Ist das eine Absage an die alte Idee vom „Adel des Geistes“?
Den Adel des Geistes gibt es nicht und noch weniger einen Klub anerkannter Vertreter dieses Adels. Es existiert latent im Geist jedes Menschen eine mögliche Vornehmheit, die frei erblühen, aber auch degenerieren und ins Perverse und Vergiftende umschlagen kann. So ist es unschön, wie in Mitteleuropa, das ich sehr liebte und gut kannte, das Gefühl von Freundschaft zu anderen Völkern, das mit der Hoffnung auf den Fall der von den Diktaturen errichteten Mauern einherging, verschwunden, wenn nicht ausgelöscht ist.
Das Nationale gehört zu Europa. Wurde seine Kraft unterschätzt?

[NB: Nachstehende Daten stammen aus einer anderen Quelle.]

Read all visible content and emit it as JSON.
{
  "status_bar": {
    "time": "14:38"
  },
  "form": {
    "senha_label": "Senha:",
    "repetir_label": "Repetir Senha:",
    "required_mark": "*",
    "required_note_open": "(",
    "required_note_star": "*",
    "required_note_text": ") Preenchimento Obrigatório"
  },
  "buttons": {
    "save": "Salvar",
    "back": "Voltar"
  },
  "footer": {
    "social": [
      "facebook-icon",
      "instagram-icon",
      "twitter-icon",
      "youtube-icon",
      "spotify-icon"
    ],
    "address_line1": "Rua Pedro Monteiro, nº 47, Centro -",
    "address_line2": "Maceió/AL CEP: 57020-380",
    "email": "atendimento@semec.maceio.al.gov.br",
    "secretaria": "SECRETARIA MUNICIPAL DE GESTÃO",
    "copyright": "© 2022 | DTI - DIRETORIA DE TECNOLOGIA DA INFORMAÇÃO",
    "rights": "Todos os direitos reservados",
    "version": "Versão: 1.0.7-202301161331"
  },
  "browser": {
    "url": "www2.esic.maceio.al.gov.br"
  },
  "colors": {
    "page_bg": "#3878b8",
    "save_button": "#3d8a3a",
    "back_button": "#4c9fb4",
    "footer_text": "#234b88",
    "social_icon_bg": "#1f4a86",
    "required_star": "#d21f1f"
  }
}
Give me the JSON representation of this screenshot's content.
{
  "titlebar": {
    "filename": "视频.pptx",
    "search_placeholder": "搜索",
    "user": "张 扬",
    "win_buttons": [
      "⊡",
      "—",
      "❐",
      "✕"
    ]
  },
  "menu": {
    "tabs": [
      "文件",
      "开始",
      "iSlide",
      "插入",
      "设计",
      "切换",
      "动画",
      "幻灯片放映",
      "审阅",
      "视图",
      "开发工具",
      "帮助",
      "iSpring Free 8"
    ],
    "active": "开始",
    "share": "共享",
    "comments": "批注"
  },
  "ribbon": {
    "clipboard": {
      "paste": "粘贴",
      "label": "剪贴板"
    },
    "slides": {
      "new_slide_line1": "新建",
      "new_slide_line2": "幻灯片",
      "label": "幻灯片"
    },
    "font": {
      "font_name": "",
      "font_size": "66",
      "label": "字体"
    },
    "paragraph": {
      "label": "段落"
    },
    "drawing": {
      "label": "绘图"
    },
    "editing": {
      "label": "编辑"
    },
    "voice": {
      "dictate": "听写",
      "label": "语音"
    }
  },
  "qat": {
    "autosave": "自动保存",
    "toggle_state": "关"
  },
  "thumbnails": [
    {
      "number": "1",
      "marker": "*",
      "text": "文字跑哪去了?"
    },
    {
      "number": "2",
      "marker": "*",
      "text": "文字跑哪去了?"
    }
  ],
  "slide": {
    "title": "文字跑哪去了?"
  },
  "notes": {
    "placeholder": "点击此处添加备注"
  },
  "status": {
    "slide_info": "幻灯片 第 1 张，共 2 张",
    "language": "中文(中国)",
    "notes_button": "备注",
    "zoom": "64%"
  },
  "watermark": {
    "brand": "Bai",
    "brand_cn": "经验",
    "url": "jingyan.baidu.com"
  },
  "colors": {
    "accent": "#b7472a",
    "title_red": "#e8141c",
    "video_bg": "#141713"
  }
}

Nie hätten wir gedacht, dass die gefallenen politischen durch ethnische Mauern ersetzt würden. Und das in einer Welt, in der Johannes Urzidil, der deutsch-jüdische Prager Autor, sagen konnte: Ich bin hinternational in dem Sinn, dass ich hinter den Nationen lebe. Diese gefährlichen Rückschritte sind fast überall auszumachen, oft kommen die Schwäche und das Unvermögen der liberalen Kräfte dazu, ihnen entgegenzutreten. Gewiss auch in Italien, wo niemand gedacht hätte, dass eine regionalistische, identitäre Partei, die vor wenigen Jahren noch bei vier Prozent stand, so stark, energisch und barbarisch werden könnte. Leider scheint die Welle zu wachsen, was dazu führt, dass die EU fast inexistent ist. Das Europa, an das ich glaubte und glaube, ich zweifle immer stärker, dass es je Realität wird, ich sehe es immer mehr zurückweichen und weniger werden.
Wie sieht Ihr Europa aus?
Es ist ein Europa, in dem alle Probleme von allen als eigene gesehen werden, nicht als jene des einen oder anderen Landes, Italiens schon, aber Deutschlands oder Tschechiens nicht. Gerade so als sagte die italienische Regierung angesichts der über das Meer kommenden Migranten, die immer öfter grausam zurückgewiesen werden, dies sei ein Problem Siziliens, da die Schiffe dort anlegen und nicht in Mailand oder Bologna. Vor gut einem Jahr habe ich in Danzig das Solidarnoscmuseum besichtigt. Der Direktor, selber ein alter Aktivist, sprach mit Leidenschaft von den Kämpfen und Idealen von damals. Am Ende sagte er: „Und all das für nichts.“
Und, hat er recht?
Das Unbehagen ist groß, auch ich verspüre es. Aber erinnern wir uns an die Worte von Romain Rolland, die Antonio Gramsci so schätzte: Pessimismus des Verstandes, Optimismus des Willens. Die Literatur kann weder Ratschläge noch Befehle erteilen, aber sie kann aufzeigen, verständlich machen und fühlen, was im Leben jedes Einzelnen Freiheit oder Tyrannei, Würde oder Demütigung oder bittere Armut bedeuten. Vielleicht ist das sehr wenig, aber es ist doch viel.